Lansia menyerap kalsium diet kurang efisien dan mengekskresikannya lebih cepat melalui ginjalnya, maka, wanita postmenopouse dan lansia sesungguhnya perlu mengkonsumsi kalsium dalam jumlah tak terbatas.

Protein

Makanan yang kaya protein akan mengakibatkan ekskresi asam amino yang mengandung sulfat melalui urin, hal ini akan meningkatkan ekskresi kalsium. Estrogen

Berkurangnya atau hilangnya estrogen dari dalam tubuh akan mengakibatkan terjadinya gangguan keseimbangan kalsium. Hal ini disebabkan oleh karena menurunnya efisiensi absorbsi kalsium dari makanan dan juga menurunnya konservasi kalsium di ginjal.

Rokok dan kopi

Merokok dam minum kopi dalam jumlah besar cenderung akan mengakibatkan penurunan massa tulang, lebih-lebih bila disertai intake kalsium yang rendah. Mekanisme pengaruh merokok terhadap penurunan massa tulang tidak diketahui, akan tetapi kafein dapat memperbanyak ekskresi kalsium melalui urin maupun tinja.

Alkohol

Individu dengan alkoholisme mempunyai kecenderungan intake kalsium rendah, disertai dengan ekskresi lewat urin yang meningkat. Mekanisme yang jelas belum diketahui dengan pasti (Noer,1996). Bahan Katabolik Endogen dan Eksogen

Bahan-bahan katabolik endogen (diproduksi oleh tubuh) maupun eksogen (dari sumber luar) dapat menyebabkan osteoporosis. Kortikosteroid berlebihan, sindrom Cushing, hipertiroidisme, hiperparatiroidisme, tumor dan keganasan pada tulang menyebabkan kehilangan massa tulang. Derajat osteoporosis berhubungan dengan durasi terapi kortikosteroid. Ketika terapi dihentikan atau masalah metabolism telah diatasi, perkembangan osteoporosis akan berhenti, namun restorasi kehilangan massa tulang biasanya tidak terjadi.

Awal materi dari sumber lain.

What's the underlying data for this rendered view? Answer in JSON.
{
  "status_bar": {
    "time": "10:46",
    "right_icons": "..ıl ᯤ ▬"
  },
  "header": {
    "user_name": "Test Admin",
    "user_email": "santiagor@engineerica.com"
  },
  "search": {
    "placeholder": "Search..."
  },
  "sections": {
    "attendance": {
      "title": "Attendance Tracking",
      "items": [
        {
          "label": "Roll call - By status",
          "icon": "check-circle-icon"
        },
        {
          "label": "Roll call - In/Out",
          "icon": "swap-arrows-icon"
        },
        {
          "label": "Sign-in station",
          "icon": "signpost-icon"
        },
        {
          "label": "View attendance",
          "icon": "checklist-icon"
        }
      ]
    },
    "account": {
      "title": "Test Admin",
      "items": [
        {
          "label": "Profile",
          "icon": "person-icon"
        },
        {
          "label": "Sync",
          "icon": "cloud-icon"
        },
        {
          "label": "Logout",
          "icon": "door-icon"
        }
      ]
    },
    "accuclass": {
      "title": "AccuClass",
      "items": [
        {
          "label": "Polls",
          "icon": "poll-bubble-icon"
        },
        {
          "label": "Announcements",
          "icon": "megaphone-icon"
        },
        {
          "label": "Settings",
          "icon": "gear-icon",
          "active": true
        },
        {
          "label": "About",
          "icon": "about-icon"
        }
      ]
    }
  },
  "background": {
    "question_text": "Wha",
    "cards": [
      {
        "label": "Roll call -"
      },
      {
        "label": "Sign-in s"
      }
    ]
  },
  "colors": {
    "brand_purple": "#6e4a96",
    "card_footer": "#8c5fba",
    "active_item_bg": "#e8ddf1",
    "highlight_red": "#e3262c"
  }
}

Keadaan medis penyerta (misalnya : sindrom malabsorbsi, intoleransi laktosa, gagal ginjal) mempengaruhi partumbuhan osteoporosis. Obat-obatan (misal : isoniasid, heparin, tetrasiklin, antasida yang mengandung aluminium, furosemide, antikonvulsan,dan suplemen tiroid) mempengaruhi metabolisme kalsium (Smeltzer and Bare, 2001).Manifestasi Klinis

Keluhan yang dapat dijumpai pada pasien osteoporosis adalah nyeri dengan atau tanpa adanya fraktur yang nyata. Rasa sakit oleh adanya fraktur pada anggota gerak pasien osteoporosis sama dengan pada pasien bukan osteoporosis. Rasa sakit oleh karena adanya kompresi fraktur pada vertebra pada umumnya mempunyai ciri-ciri yang khas yaitu nyeri timbul secara mendadak, sakitnya hebat dan terlokalisasi pada daerah vertebra yang terserang; rasa sakit akan berkurang secara pelan-pelan apabila pasien istirahat di tempat tidur dan akhirnya nyeri akan sangat minimal. Kadang-kadang nyeri dirasakan ringan pada pagi hari (bangun tidur) dan akan bertambah oleh karena melakukan pekerjaan sehari-hari atau karena melakukan suatu pergerakan yang salah. Untuk selanjutnya, rasa sakit ini berperan pula dalam proses timbulnya osteoporosis, yaitu dengan adanya rasa sakit pasien akan sangat mengurangi mobilitas. Mobilitas yang sangat berkurang akan mengakibatkan terjadinya resorpsi tulang yang berlebihan dan hal ini akan memperberat osteoporosis yang telah ada.

Fraktur pada pasien osteoporosis sering kali terjadi baik secara spontan ataupun oleh karena adanya trauma minimal. Bagian tubuh yang sering fraktur adalah vertebra. Fraktur vertebra sering terjadi Th 11-12 dan akan mengakibatkan berkurangnya tinggi badan pasien. Adanya riwayat fraktur pada daerah tersebut mengarah ke kecurigaan adanya osteoporosis, apalagi kalau disertai dengan riwayat keluarga dengan osteoporosis.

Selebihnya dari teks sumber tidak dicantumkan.